Saturday, January 24, 2009

SUNDANCE FILM FESTIVAL 2009: O'ER THE LAND

The radical right and ridiculous reasons to explode things in O'er the Land.

Other narratives

By John Esther

The January 23 public screening of Deborah Stratman's O'er the Land had more early departures than any other film I attended at Sundance Film Festival 2009. Since this was a New Froniter's selection described in the Sundance program book as "Straman's mediation of freedom and technological approaches to manifest destiny," what were filmgoers expecting? A story about a very annoying nerd with a cool name?
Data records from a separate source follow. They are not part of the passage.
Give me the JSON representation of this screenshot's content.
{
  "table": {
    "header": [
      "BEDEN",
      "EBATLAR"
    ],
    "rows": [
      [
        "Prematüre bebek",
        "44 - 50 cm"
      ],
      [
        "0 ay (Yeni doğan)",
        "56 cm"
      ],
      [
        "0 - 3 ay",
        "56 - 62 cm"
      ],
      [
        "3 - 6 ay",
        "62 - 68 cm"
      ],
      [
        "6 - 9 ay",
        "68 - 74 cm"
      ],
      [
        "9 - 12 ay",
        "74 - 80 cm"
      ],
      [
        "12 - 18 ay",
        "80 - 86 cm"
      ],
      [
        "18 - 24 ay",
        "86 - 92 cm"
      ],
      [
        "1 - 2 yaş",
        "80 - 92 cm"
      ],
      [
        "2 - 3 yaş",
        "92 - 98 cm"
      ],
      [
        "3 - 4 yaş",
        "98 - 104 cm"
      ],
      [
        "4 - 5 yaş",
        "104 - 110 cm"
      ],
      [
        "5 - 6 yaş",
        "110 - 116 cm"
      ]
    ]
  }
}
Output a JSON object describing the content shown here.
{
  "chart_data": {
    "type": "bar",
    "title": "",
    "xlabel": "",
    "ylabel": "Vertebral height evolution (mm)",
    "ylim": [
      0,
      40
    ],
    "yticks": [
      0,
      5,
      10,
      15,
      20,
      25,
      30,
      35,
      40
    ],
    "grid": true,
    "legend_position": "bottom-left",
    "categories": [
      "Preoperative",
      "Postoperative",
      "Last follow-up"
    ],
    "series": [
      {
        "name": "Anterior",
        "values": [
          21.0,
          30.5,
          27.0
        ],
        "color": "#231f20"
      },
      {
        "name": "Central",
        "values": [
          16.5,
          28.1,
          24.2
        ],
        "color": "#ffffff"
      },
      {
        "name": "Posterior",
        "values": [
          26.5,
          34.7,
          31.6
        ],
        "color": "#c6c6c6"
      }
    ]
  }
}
U2 in 3D?

Using images of outsiders doing the strangest and, sometimes noisiest, of jobs (putting out fires in the middle of monstrous factories; or putting out fires in seemingly nowhere), Colonel William Rankin recounting his 40-minute fall from the sky after ejecting a plane (holy hell, what an anecdote) while clouds and noise roll up, and Americans getting off on senseless destruction/those watching others getting off on senseless destruction (machine gun rentals, fire-gun "painting" -- see the bright, shiny things, America)with lingering lucid precision, Stratman draws attention to the narratives of these people or ontologies one rarely notices in the reel or real life. Images are all around us yet few of them are ever recognized. Upon closer inspection they say a lot more about the human condition, the American one in particular, than the dominant paradigms of discourse.

While Stratman is a little bit too obsessed with the, sometimes, banal order of things for my tastes, her lingering images are refreshing language alternatives to macro and micro mediums of expression. Independence.